Herps as Pets
It wasn't until I owned my first Iguana (named Conan), that I realized I wanted to try and pursue a career in herpetology (or something related). Even though I haven't found that career yet, I still haven't given up hope. Therefore, I think keeping herps as pets can be very important in helping ones' interest blossom into something more serious. Herps make great pets, however, they are not exactly easy pets. Anyone who decides they want a cold-blooded pet needs to be aware of the dedication it takes. Iguanas, for example, are easily found at a cheap price in almost any pet store, but beware! If the new owner isn't ready and aware of an Iguanas' needs, they can be unpleasantly surprised when their pet becomes sick or unmanageable (a six foot bull Iguana that doesn't like people is a force to be reckoned with).

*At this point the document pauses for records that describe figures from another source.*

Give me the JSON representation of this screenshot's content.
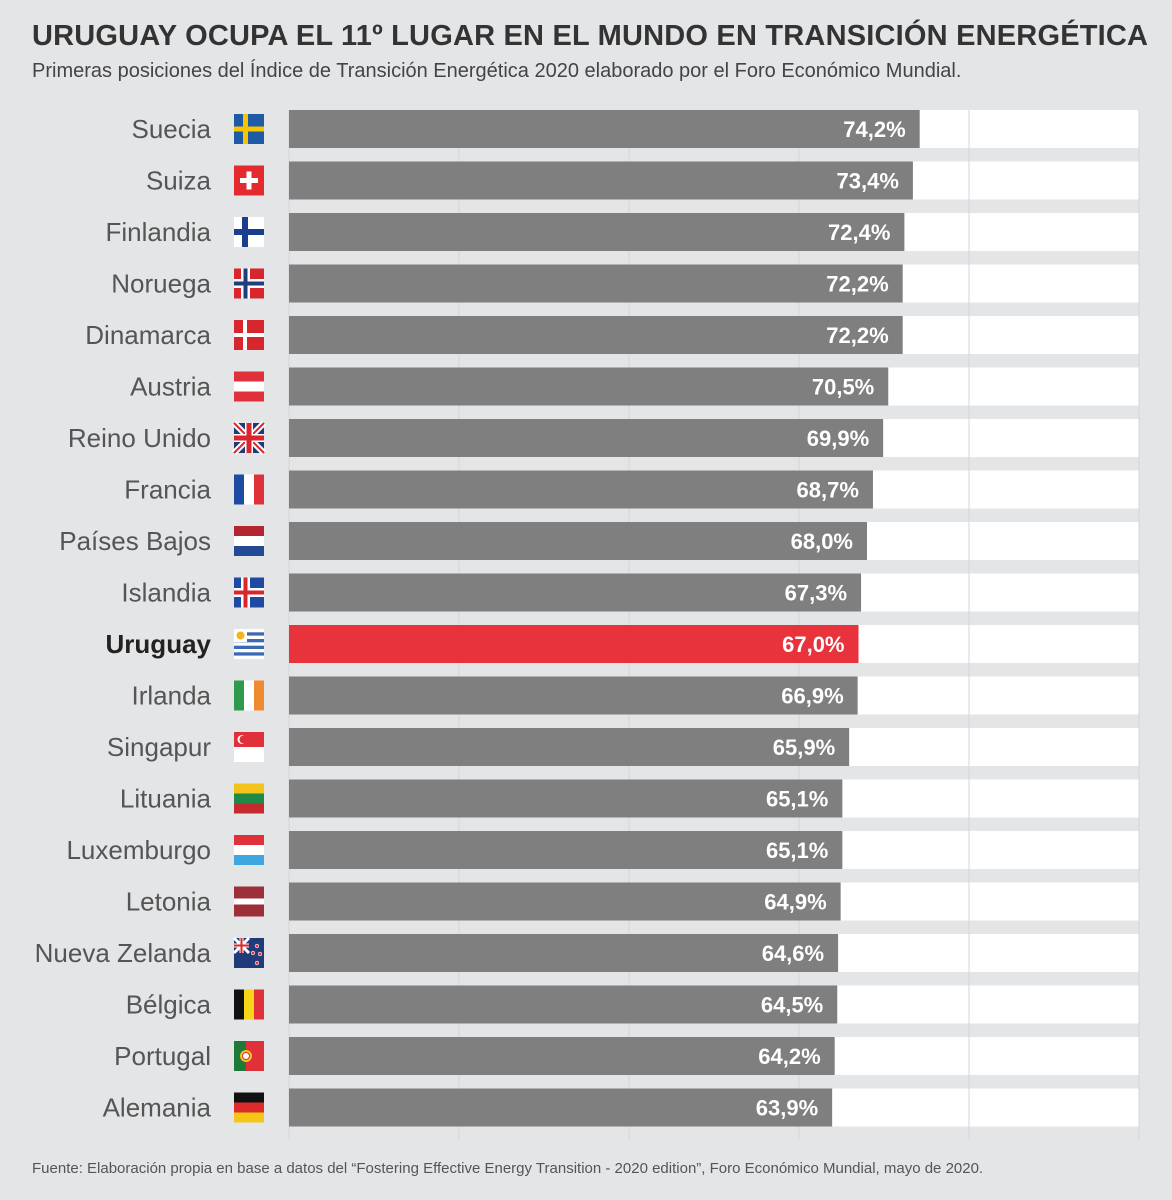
{
  "title": "URUGUAY OCUPA EL 11º LUGAR EN EL MUNDO EN TRANSICIÓN ENERGÉTICA",
  "subtitle": "Primeras posiciones del Índice de Transición Energética 2020 elaborado por el Foro Económico Mundial.",
  "source": "Fuente: Elaboración propia en base a datos del “Fostering Effective Energy Transition - 2020 edition”, Foro Económico Mundial, mayo de 2020.",
  "colors": {
    "bar": "#7f7f7f",
    "highlight": "#e8323c",
    "track": "#ffffff",
    "background": "#e4e5e7"
  },
  "chart_data": {
    "type": "bar",
    "orientation": "horizontal",
    "xlim": [
      0,
      100
    ],
    "grid": true,
    "highlight": "Uruguay",
    "categories": [
      "Suecia",
      "Suiza",
      "Finlandia",
      "Noruega",
      "Dinamarca",
      "Austria",
      "Reino Unido",
      "Francia",
      "Países Bajos",
      "Islandia",
      "Uruguay",
      "Irlanda",
      "Singapur",
      "Lituania",
      "Luxemburgo",
      "Letonia",
      "Nueva Zelanda",
      "Bélgica",
      "Portugal",
      "Alemania"
    ],
    "values": [
      74.2,
      73.4,
      72.4,
      72.2,
      72.2,
      70.5,
      69.9,
      68.7,
      68.0,
      67.3,
      67.0,
      66.9,
      65.9,
      65.1,
      65.1,
      64.9,
      64.6,
      64.5,
      64.2,
      63.9
    ],
    "value_labels": [
      "74,2%",
      "73,4%",
      "72,4%",
      "72,2%",
      "72,2%",
      "70,5%",
      "69,9%",
      "68,7%",
      "68,0%",
      "67,3%",
      "67,0%",
      "66,9%",
      "65,9%",
      "65,1%",
      "65,1%",
      "64,9%",
      "64,6%",
      "64,5%",
      "64,2%",
      "63,9%"
    ],
    "flags": [
      "sweden-flag-icon",
      "switzerland-flag-icon",
      "finland-flag-icon",
      "norway-flag-icon",
      "denmark-flag-icon",
      "austria-flag-icon",
      "uk-flag-icon",
      "france-flag-icon",
      "netherlands-flag-icon",
      "iceland-flag-icon",
      "uruguay-flag-icon",
      "ireland-flag-icon",
      "singapore-flag-icon",
      "lithuania-flag-icon",
      "luxembourg-flag-icon",
      "latvia-flag-icon",
      "new-zealand-flag-icon",
      "belgium-flag-icon",
      "portugal-flag-icon",
      "germany-flag-icon"
    ]
  }
}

Don't be discouraged, however! There are several herps that make great first-time cold-blooded pets. For example, in my mind there is no better "starter herp" than the Corn Snake (Elaphe guttata). If acquired young, they can become very accustomed to human handling, they are beautiful snakes that grow to a fair size (four to five foot), and compared to other snakes they have simple husbandry requirements. There is a bad habit among people who are interested in getting into herpetoculture (the hobby of keeping herps as pets) of needing to start large and extravagant. All too often, this results in a discouraged owner with a large, unmanageable Nile Monitor Lizard or Red-tailed Boa Constrictor. Remember, having a cold-blooded pet is extravagant in-and-of-itself. No need to make it a bad experience by obtaining a species that should be left for herpetoculturists with a little more experience. Some day, that will be you!
Remember these rules of thumb for beginners:
1)Start small and manageable
2)Do extensive research of your desired pet (i.e., make sure you know it's adult size, what kind of habitat it likes in the wild etc.)

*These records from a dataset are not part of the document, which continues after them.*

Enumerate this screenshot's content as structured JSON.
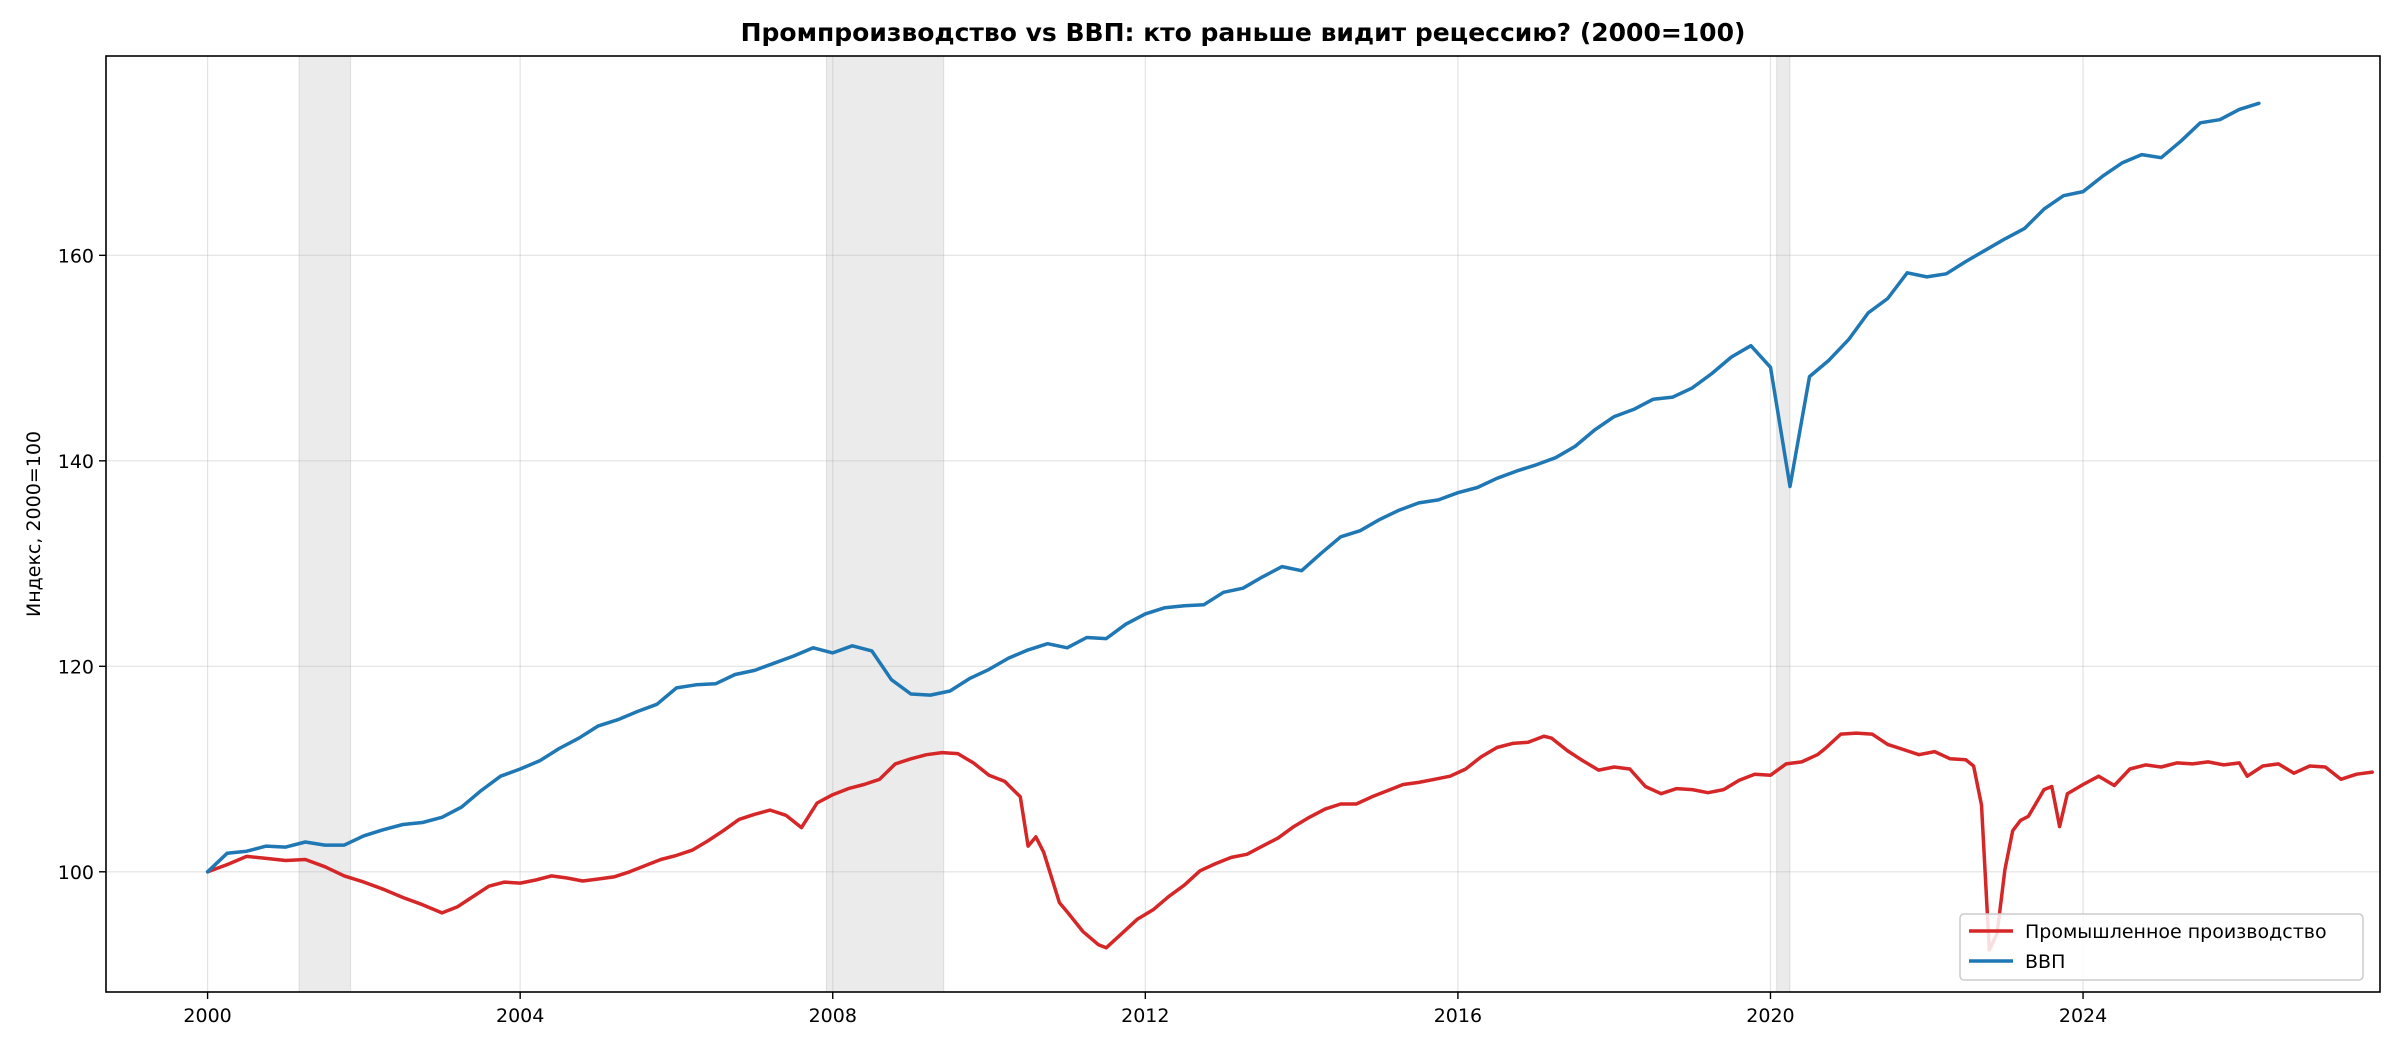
{
  "chart_data": {
    "type": "line",
    "title": "Промпроизводство vs ВВП: кто раньше видит рецессию? (2000=100)",
    "xlabel": "",
    "ylabel": "Индекс, 2000=100",
    "xlim": [
      1998.7,
      2027.8
    ],
    "ylim": [
      88.3,
      179.4
    ],
    "x_ticks": [
      2000,
      2004,
      2008,
      2012,
      2016,
      2020,
      2024
    ],
    "y_ticks": [
      100,
      120,
      140,
      160
    ],
    "grid": true,
    "legend_position": "bottom-right",
    "recession_bands": [
      {
        "start": 2001.17,
        "end": 2001.83
      },
      {
        "start": 2007.92,
        "end": 2009.42
      },
      {
        "start": 2020.08,
        "end": 2020.25
      }
    ],
    "series": [
      {
        "name": "Промышленное производство",
        "color": "#d62728",
        "points": [
          [
            2000.0,
            100.0
          ],
          [
            2000.25,
            100.7
          ],
          [
            2000.5,
            101.5
          ],
          [
            2000.75,
            101.3
          ],
          [
            2001.0,
            101.1
          ],
          [
            2001.25,
            101.2
          ],
          [
            2001.5,
            100.5
          ],
          [
            2001.75,
            99.6
          ],
          [
            2002.0,
            99.0
          ],
          [
            2002.25,
            98.3
          ],
          [
            2002.5,
            97.5
          ],
          [
            2002.75,
            96.8
          ],
          [
            2003.0,
            96.0
          ],
          [
            2003.2,
            96.6
          ],
          [
            2003.4,
            97.6
          ],
          [
            2003.6,
            98.6
          ],
          [
            2003.8,
            99.0
          ],
          [
            2004.0,
            98.9
          ],
          [
            2004.2,
            99.2
          ],
          [
            2004.4,
            99.6
          ],
          [
            2004.6,
            99.4
          ],
          [
            2004.8,
            99.1
          ],
          [
            2005.0,
            99.3
          ],
          [
            2005.2,
            99.5
          ],
          [
            2005.4,
            100.0
          ],
          [
            2005.6,
            100.6
          ],
          [
            2005.8,
            101.2
          ],
          [
            2006.0,
            101.6
          ],
          [
            2006.2,
            102.1
          ],
          [
            2006.4,
            103.0
          ],
          [
            2006.6,
            104.0
          ],
          [
            2006.8,
            105.1
          ],
          [
            2007.0,
            105.6
          ],
          [
            2007.2,
            106.0
          ],
          [
            2007.4,
            105.5
          ],
          [
            2007.6,
            104.3
          ],
          [
            2007.8,
            106.7
          ],
          [
            2008.0,
            107.5
          ],
          [
            2008.2,
            108.1
          ],
          [
            2008.4,
            108.5
          ],
          [
            2008.6,
            109.0
          ],
          [
            2008.8,
            110.5
          ],
          [
            2009.0,
            111.0
          ],
          [
            2009.2,
            111.4
          ],
          [
            2009.4,
            111.6
          ],
          [
            2009.6,
            111.5
          ],
          [
            2009.8,
            110.6
          ],
          [
            2010.0,
            109.4
          ],
          [
            2010.2,
            108.8
          ],
          [
            2010.4,
            107.3
          ],
          [
            2010.5,
            102.5
          ],
          [
            2010.6,
            103.4
          ],
          [
            2010.7,
            101.9
          ],
          [
            2010.9,
            97.0
          ],
          [
            2011.0,
            96.1
          ],
          [
            2011.2,
            94.2
          ],
          [
            2011.4,
            92.9
          ],
          [
            2011.5,
            92.6
          ],
          [
            2011.7,
            94.0
          ],
          [
            2011.9,
            95.4
          ],
          [
            2012.1,
            96.3
          ],
          [
            2012.3,
            97.6
          ],
          [
            2012.5,
            98.7
          ],
          [
            2012.7,
            100.1
          ],
          [
            2012.9,
            100.8
          ],
          [
            2013.1,
            101.4
          ],
          [
            2013.3,
            101.7
          ],
          [
            2013.5,
            102.5
          ],
          [
            2013.7,
            103.3
          ],
          [
            2013.9,
            104.4
          ],
          [
            2014.1,
            105.3
          ],
          [
            2014.3,
            106.1
          ],
          [
            2014.5,
            106.6
          ],
          [
            2014.7,
            106.6
          ],
          [
            2014.9,
            107.3
          ],
          [
            2015.1,
            107.9
          ],
          [
            2015.3,
            108.5
          ],
          [
            2015.5,
            108.7
          ],
          [
            2015.7,
            109.0
          ],
          [
            2015.9,
            109.3
          ],
          [
            2016.1,
            110.0
          ],
          [
            2016.3,
            111.2
          ],
          [
            2016.5,
            112.1
          ],
          [
            2016.7,
            112.5
          ],
          [
            2016.9,
            112.6
          ],
          [
            2017.1,
            113.2
          ],
          [
            2017.2,
            113.0
          ],
          [
            2017.4,
            111.8
          ],
          [
            2017.6,
            110.8
          ],
          [
            2017.8,
            109.9
          ],
          [
            2018.0,
            110.2
          ],
          [
            2018.2,
            110.0
          ],
          [
            2018.4,
            108.3
          ],
          [
            2018.6,
            107.6
          ],
          [
            2018.8,
            108.1
          ],
          [
            2019.0,
            108.0
          ],
          [
            2019.2,
            107.7
          ],
          [
            2019.4,
            108.0
          ],
          [
            2019.6,
            108.9
          ],
          [
            2019.8,
            109.5
          ],
          [
            2020.0,
            109.4
          ],
          [
            2020.2,
            110.5
          ],
          [
            2020.4,
            110.7
          ],
          [
            2020.6,
            111.4
          ],
          [
            2020.7,
            112.0
          ],
          [
            2020.9,
            113.4
          ],
          [
            2021.1,
            113.5
          ],
          [
            2021.3,
            113.4
          ],
          [
            2021.5,
            112.4
          ],
          [
            2021.7,
            111.9
          ],
          [
            2021.9,
            111.4
          ],
          [
            2022.1,
            111.7
          ],
          [
            2022.3,
            111.0
          ],
          [
            2022.5,
            110.9
          ],
          [
            2022.6,
            110.3
          ],
          [
            2022.7,
            106.5
          ],
          [
            2022.8,
            92.4
          ],
          [
            2022.9,
            94.0
          ],
          [
            2023.0,
            100.2
          ],
          [
            2023.1,
            104.0
          ],
          [
            2023.2,
            105.0
          ],
          [
            2023.3,
            105.4
          ],
          [
            2023.4,
            106.7
          ],
          [
            2023.5,
            108.0
          ],
          [
            2023.6,
            108.3
          ],
          [
            2023.7,
            104.4
          ],
          [
            2023.8,
            107.6
          ],
          [
            2024.0,
            108.5
          ],
          [
            2024.2,
            109.3
          ],
          [
            2024.4,
            108.4
          ],
          [
            2024.6,
            110.0
          ],
          [
            2024.8,
            110.4
          ],
          [
            2025.0,
            110.2
          ],
          [
            2025.2,
            110.6
          ],
          [
            2025.4,
            110.5
          ],
          [
            2025.6,
            110.7
          ],
          [
            2025.8,
            110.4
          ],
          [
            2026.0,
            110.6
          ],
          [
            2026.1,
            109.3
          ],
          [
            2026.3,
            110.3
          ],
          [
            2026.5,
            110.5
          ],
          [
            2026.7,
            109.6
          ],
          [
            2026.9,
            110.3
          ],
          [
            2027.1,
            110.2
          ],
          [
            2027.3,
            109.0
          ],
          [
            2027.5,
            109.5
          ],
          [
            2027.7,
            109.7
          ]
        ]
      },
      {
        "name": "ВВП",
        "color": "#1f77b4",
        "points": [
          [
            2000.0,
            100.0
          ],
          [
            2000.25,
            101.8
          ],
          [
            2000.5,
            102.0
          ],
          [
            2000.75,
            102.5
          ],
          [
            2001.0,
            102.4
          ],
          [
            2001.25,
            102.9
          ],
          [
            2001.5,
            102.6
          ],
          [
            2001.75,
            102.6
          ],
          [
            2002.0,
            103.5
          ],
          [
            2002.25,
            104.1
          ],
          [
            2002.5,
            104.6
          ],
          [
            2002.75,
            104.8
          ],
          [
            2003.0,
            105.3
          ],
          [
            2003.25,
            106.3
          ],
          [
            2003.5,
            107.9
          ],
          [
            2003.75,
            109.3
          ],
          [
            2004.0,
            110.0
          ],
          [
            2004.25,
            110.8
          ],
          [
            2004.5,
            112.0
          ],
          [
            2004.75,
            113.0
          ],
          [
            2005.0,
            114.2
          ],
          [
            2005.25,
            114.8
          ],
          [
            2005.5,
            115.6
          ],
          [
            2005.75,
            116.3
          ],
          [
            2006.0,
            117.9
          ],
          [
            2006.25,
            118.2
          ],
          [
            2006.5,
            118.3
          ],
          [
            2006.75,
            119.2
          ],
          [
            2007.0,
            119.6
          ],
          [
            2007.25,
            120.3
          ],
          [
            2007.5,
            121.0
          ],
          [
            2007.75,
            121.8
          ],
          [
            2008.0,
            121.3
          ],
          [
            2008.25,
            122.0
          ],
          [
            2008.5,
            121.5
          ],
          [
            2008.75,
            118.7
          ],
          [
            2009.0,
            117.3
          ],
          [
            2009.25,
            117.2
          ],
          [
            2009.5,
            117.6
          ],
          [
            2009.75,
            118.8
          ],
          [
            2010.0,
            119.7
          ],
          [
            2010.25,
            120.8
          ],
          [
            2010.5,
            121.6
          ],
          [
            2010.75,
            122.2
          ],
          [
            2011.0,
            121.8
          ],
          [
            2011.25,
            122.8
          ],
          [
            2011.5,
            122.7
          ],
          [
            2011.75,
            124.1
          ],
          [
            2012.0,
            125.1
          ],
          [
            2012.25,
            125.7
          ],
          [
            2012.5,
            125.9
          ],
          [
            2012.75,
            126.0
          ],
          [
            2013.0,
            127.2
          ],
          [
            2013.25,
            127.6
          ],
          [
            2013.5,
            128.7
          ],
          [
            2013.75,
            129.7
          ],
          [
            2014.0,
            129.3
          ],
          [
            2014.25,
            131.0
          ],
          [
            2014.5,
            132.6
          ],
          [
            2014.75,
            133.2
          ],
          [
            2015.0,
            134.3
          ],
          [
            2015.25,
            135.2
          ],
          [
            2015.5,
            135.9
          ],
          [
            2015.75,
            136.2
          ],
          [
            2016.0,
            136.9
          ],
          [
            2016.25,
            137.4
          ],
          [
            2016.5,
            138.3
          ],
          [
            2016.75,
            139.0
          ],
          [
            2017.0,
            139.6
          ],
          [
            2017.25,
            140.3
          ],
          [
            2017.5,
            141.4
          ],
          [
            2017.75,
            143.0
          ],
          [
            2018.0,
            144.3
          ],
          [
            2018.25,
            145.0
          ],
          [
            2018.5,
            146.0
          ],
          [
            2018.75,
            146.2
          ],
          [
            2019.0,
            147.1
          ],
          [
            2019.25,
            148.5
          ],
          [
            2019.5,
            150.1
          ],
          [
            2019.75,
            151.2
          ],
          [
            2020.0,
            149.1
          ],
          [
            2020.25,
            137.5
          ],
          [
            2020.5,
            148.2
          ],
          [
            2020.75,
            149.8
          ],
          [
            2021.0,
            151.8
          ],
          [
            2021.25,
            154.4
          ],
          [
            2021.5,
            155.8
          ],
          [
            2021.75,
            158.3
          ],
          [
            2022.0,
            157.9
          ],
          [
            2022.25,
            158.2
          ],
          [
            2022.5,
            159.4
          ],
          [
            2022.75,
            160.5
          ],
          [
            2023.0,
            161.6
          ],
          [
            2023.25,
            162.6
          ],
          [
            2023.5,
            164.5
          ],
          [
            2023.75,
            165.8
          ],
          [
            2024.0,
            166.2
          ],
          [
            2024.25,
            167.7
          ],
          [
            2024.5,
            169.0
          ],
          [
            2024.75,
            169.8
          ],
          [
            2025.0,
            169.5
          ],
          [
            2025.25,
            171.1
          ],
          [
            2025.5,
            172.9
          ],
          [
            2025.75,
            173.2
          ],
          [
            2026.0,
            174.2
          ],
          [
            2026.25,
            174.8
          ]
        ]
      }
    ]
  }
}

3)Make sure that the pet-shop employee you are talking to is knowledgeable about herp care. Many of them are great, however, some don't know a salamander from a lizard (let alone how they should be cared for in captivity). You will generally get much better information from employees in small (non-chain) pet stores that specialize in herps.
4)Avoid wild-caught herps!
Good starter herps:
Certain species of King Snakes
Not for the faint-of-heart:
Any large constrictor (boas, pythons, anacondas)
Any crocodilians (caimans, alligators)
Monitor Lizards (savannahs, niles, Dumerils, etc.)
True Chameleons (Jacksons', Parsons', etc.)
REMARKS ON THE ILLEGAL TRAFFICKING Of ANIMALS
Wild animals are "wild" for a reason. Although, I am a big proponent of keeping herps as pets, I'm an even bigger supporter of them surviving in the wild until, evolutionarily, their time is up. Unfortunately, many species will not exist long enough on this planet for their time of departure to be decided by nature. In other words, the actions of humans have sped up the processes that cause animals to go extinct. While habitat destruction is probably the largest reason for declines in animal populations world-wide, the illegal trafficking of exotic or endangered species contributes significantly to diminishing animal populations.
What can you do?
First of all, you can do everything in your power to determine if an animal that your interested in buying has been captive-bred or wild-caught. Ask your local pet store about an animal before you purchase it. If they don't know where it came from, chances are it's an animal that was removed from the wild. I know it's hard, but try to avoid these individuals as pets. Not only do they usually not fair well in captivity, it is one way in which their populations are being diminished in the wild. There are many captive-bred herps, which make good pets and you should try to focus on these.
Here's a list of herps that are likely to be captive-bred (this list is not all-inclusive):
Corn Snakes or King Snakes with exotic color morphs
In some instances, juvenile or hatchling individuals of a given species
Many snakes with color patterns that are exotic or abnormal for their species have been specifically bred to look that way. These snakes are likely captive-bred individuals.